В фресках, которыми украшал башни, Сивоок подсознательно жаждал передать свои суждения о мире и людях, поэтому считал все остальное мелким, не заслуживающим внимания и был крайне недоволен, когда его отрывали от любимой работы, дергали то на то, то на другое, то на подсказывания, то для помощи, то для исправления чьих-то огрехов, то для торчания между митрополитом и пресвитером Илларионом, которые еженедельно прибывали в церковь для надзора и часто затевали новые и новые споры, верх в которых все равно брали незримо присутствующий князь или просто художническое упрямство.

Только в одном, возможно и в самом главном, Илларион уступил митрополиту без видимого сопротивления: в том, чтобы все надписи в храме были сделаны на греческом языке. Это был язык половины мира. Отрекаться от него открыто значило бы отрекаться от общей со всем тогдашним миром культуры, а этого Ярослав не хотел, вернее, не отваживался сделать. Выбора не было. Вера вела за собой язык.

Пресвитер Илларион был уверен, что вера не ограничится одной церковью, пускай даже и такой пышной, как София, – он был осторожно-мудрым, чего никто не мог бы сказать про Луку Жидяту.

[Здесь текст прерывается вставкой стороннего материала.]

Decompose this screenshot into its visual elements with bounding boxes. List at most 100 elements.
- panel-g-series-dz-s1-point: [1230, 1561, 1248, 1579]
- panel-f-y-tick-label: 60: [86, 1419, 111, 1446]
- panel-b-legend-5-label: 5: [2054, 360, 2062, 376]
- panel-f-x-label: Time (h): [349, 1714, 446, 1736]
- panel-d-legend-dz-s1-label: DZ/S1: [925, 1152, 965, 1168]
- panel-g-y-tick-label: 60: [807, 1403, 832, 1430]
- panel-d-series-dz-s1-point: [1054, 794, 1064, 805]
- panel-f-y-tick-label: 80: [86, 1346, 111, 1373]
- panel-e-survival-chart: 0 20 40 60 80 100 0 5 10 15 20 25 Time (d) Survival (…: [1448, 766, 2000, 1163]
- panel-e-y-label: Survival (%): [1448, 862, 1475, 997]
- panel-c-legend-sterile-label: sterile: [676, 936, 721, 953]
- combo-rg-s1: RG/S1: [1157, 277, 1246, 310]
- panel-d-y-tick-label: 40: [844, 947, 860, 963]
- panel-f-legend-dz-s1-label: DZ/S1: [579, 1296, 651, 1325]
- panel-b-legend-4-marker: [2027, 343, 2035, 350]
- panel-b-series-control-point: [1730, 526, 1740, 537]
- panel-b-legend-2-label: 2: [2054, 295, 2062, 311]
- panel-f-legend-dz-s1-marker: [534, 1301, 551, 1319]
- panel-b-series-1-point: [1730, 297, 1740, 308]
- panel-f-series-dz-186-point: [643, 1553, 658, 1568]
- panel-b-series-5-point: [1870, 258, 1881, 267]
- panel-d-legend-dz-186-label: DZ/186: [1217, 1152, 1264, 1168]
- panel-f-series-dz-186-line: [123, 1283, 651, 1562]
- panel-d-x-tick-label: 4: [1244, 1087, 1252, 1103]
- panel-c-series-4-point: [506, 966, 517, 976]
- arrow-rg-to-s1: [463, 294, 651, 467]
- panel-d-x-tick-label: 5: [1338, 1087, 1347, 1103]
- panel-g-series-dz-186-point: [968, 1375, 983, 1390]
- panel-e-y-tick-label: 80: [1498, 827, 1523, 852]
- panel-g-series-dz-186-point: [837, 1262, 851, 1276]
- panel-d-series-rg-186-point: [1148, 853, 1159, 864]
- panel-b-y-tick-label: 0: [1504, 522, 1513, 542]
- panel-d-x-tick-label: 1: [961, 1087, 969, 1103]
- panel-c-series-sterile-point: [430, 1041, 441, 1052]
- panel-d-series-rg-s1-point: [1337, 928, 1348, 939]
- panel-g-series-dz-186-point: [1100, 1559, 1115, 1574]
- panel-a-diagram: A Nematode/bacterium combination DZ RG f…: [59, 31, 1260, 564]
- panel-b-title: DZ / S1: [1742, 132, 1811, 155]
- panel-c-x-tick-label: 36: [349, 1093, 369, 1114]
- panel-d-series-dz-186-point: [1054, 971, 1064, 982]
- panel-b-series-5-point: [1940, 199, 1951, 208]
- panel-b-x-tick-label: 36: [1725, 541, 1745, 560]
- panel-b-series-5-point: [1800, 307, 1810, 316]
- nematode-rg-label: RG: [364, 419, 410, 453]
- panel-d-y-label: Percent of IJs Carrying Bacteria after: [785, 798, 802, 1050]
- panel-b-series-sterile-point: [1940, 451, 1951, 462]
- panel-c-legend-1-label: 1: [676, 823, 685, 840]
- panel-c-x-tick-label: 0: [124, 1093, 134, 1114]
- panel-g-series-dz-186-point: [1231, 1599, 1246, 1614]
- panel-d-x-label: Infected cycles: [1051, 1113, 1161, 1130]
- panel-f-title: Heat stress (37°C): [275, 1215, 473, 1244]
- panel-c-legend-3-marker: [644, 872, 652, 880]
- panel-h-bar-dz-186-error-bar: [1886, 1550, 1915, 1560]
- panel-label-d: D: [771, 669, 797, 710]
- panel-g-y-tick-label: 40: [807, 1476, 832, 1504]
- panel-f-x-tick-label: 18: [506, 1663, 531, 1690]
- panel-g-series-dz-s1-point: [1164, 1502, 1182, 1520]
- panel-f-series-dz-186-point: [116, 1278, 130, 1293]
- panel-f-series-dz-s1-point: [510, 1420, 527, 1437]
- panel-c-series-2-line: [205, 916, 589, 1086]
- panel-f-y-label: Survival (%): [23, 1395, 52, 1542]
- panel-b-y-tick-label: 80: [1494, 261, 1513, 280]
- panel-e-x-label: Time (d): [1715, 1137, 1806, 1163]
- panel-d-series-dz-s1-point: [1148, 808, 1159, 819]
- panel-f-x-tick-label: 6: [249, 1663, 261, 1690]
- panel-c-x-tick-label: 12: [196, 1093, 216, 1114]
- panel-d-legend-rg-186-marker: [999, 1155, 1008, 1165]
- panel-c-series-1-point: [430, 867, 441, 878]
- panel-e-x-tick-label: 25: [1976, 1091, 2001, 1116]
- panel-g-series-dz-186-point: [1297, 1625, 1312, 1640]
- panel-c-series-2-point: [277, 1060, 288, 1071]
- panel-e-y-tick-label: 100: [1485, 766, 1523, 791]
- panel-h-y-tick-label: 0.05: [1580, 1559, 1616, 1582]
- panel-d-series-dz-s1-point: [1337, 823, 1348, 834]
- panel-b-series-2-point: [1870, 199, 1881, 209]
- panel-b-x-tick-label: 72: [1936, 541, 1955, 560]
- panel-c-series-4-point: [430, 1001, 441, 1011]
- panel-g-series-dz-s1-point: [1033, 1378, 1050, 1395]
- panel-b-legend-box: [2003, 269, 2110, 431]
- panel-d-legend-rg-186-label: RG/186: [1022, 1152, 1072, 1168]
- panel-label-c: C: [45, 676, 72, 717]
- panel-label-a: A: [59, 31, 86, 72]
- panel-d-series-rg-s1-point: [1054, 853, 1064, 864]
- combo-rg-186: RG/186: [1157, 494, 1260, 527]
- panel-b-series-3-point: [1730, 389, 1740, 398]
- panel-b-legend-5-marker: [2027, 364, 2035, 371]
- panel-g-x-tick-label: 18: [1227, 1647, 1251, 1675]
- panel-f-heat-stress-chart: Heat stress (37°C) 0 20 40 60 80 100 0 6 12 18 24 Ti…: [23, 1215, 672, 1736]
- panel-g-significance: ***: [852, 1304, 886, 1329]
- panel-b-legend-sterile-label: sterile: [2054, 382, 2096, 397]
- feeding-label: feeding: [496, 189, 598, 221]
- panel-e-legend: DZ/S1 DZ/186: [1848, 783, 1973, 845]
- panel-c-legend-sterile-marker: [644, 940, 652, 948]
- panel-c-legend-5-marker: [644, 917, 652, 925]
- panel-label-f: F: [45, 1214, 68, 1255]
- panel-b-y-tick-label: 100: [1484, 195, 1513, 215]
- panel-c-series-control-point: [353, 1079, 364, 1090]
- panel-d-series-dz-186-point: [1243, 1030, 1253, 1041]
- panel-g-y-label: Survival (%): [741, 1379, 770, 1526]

Тот, вопреки княжескому запрету болтаться по Киеву и вести крамольные разговоры против Византии, примчался в собор, когда Сивоок еще работал над Орантой, начал взбираться к нему на помосты, бегал по зыбким доскам, бормотал, неизвестно к кому обращаясь:

– Не грек ты и не варяг. Говори, пользуйся своим естественным языком. Не ты его вознесешь – он тебя.

– Не гарцуй так – доски проломятся, – спокойно советовал ему Сивоок, не отрываясь от работы. Он не любил никаких попов. Считал, что молоть языком человек идет лишь тогда, когда неспособен ни к какой работе.

– А, не возьмет меня леший! – отмахивался небрежно Лука и по-прежнему бегал туда и сюда за спиной у Сивоока, мешая работать, раздражая выкриками.

– Не привык я, чтоб за спиной была возня, – уже сердито произнес Сивоок. – Ты, поп, знай свое, а у меня тоже дело есть. Как говорится: каждому свои сопли солоны.

Жидята остановился. Замер за спиной Сивоока, потом громко расхохотался.

– А ведь это правда: бегаю, – перестав смеяться, признал он, – это во мне медвежий жир колотится.

– С медведями был в берлоге? – Сивооку уже начинал нравиться этот крикливый и суетливый поп. Он прекратил работу, вытер руки. – Кажется, время и мне пообедать. Может, разделишь трапезу, поп? Или привык к жирной еде? У меня хлеб да квас. Ибо я ведь под небом сижу, а к небу имеют право молвить только худые. Жирные же пускай падают вниз и погибают под собственной тяжестью и жиром.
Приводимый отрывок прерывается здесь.